Fuel Your Run2018-09-17T12:10:45+01:00

Fuel Your Run

When training for a marathon, what you eat or drink before and after your training could be the difference between a good and bad session. There are several ways to benefit performance and recovery through your diet.

Runs for less than an hour

Your training varies based on ability but for runs up to 1 hour duration, a basic hydration and nutrition plan is sufficient to maintain energy throughout. You are not required to carbo-load or prepare specifically in any way. On a normal diet the body should be able to handle this length of exercise. Some people make the mistake of increasing food intake for shorter runs and stop themselves from burning off fat and possible losing weight.

Runs for over an hour

The body can store fuel for about 2 hours of running. Eating correctly before helps prevent low blood sugar which can lead to fatigue, blurred vision and light headedness. Food and fluids provide your muscles with extra energy to aid your performance. For runs greater than 2 hours it is necessary replenish energy with drinks and gels.


Look for food that has a low to moderate GlycemicIndex (GI). GI ranks carbohydrate foods according to how quickly they release glucose into the bloodstream.

High GI carbohydrates such as honey, white bread and potatoes enter the bloodstream quickly providing a quick release of energy. This is ideal during or after a training run but not ideal pre-run. Sports drinks also have a high GI.

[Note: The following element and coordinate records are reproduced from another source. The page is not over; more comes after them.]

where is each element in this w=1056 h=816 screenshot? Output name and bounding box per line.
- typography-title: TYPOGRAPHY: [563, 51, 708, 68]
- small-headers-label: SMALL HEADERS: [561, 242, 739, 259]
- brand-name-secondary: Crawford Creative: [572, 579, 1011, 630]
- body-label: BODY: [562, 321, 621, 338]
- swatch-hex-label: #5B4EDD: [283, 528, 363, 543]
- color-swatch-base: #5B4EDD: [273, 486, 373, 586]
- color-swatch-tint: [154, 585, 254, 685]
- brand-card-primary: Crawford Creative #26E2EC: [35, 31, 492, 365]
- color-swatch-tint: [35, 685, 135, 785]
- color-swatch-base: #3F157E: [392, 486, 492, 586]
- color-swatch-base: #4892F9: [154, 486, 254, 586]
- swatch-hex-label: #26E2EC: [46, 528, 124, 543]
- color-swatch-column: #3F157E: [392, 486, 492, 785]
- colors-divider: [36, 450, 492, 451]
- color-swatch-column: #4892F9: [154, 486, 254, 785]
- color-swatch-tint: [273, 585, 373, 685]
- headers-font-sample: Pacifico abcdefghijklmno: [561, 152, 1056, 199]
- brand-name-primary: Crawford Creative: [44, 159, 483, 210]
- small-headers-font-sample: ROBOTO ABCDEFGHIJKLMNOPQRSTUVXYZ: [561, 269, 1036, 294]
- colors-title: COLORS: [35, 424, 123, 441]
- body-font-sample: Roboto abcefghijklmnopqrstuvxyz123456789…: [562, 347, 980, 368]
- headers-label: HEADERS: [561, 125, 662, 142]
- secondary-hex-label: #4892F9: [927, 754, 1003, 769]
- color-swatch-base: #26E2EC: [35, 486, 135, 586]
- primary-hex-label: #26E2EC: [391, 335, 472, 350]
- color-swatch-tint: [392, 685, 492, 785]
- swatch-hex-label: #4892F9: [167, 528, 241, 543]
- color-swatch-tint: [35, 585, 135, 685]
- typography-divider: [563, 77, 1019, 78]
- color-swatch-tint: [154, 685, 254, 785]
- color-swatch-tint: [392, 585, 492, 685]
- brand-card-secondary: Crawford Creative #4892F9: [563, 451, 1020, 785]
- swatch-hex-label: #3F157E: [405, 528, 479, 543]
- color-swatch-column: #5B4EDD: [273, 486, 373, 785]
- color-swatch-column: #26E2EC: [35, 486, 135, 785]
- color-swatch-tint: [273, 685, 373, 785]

Low to moderate GI carbohydrates are products such as bananas, yogurt, milk, kidney beans, and apples. The energy from low GI foods provide a slower release into the blood stream and will provide sustained energy for a long run. It is good to experiment when and what to eat before a run. Usually, between 1 – 2 hours prior to running is recommended.

Reduce high fat foods

High fat foods take longer to leave the stomach and can cause stitches or stomach upset.

Avoid sugary foods before running

Consuming sugar through lollies, cereals or fluids 15 minutes to 2 hours before your run will provide a quick release of energy but it is not sustainable. Your blood sugar level will drop and leads to fatigue during the run.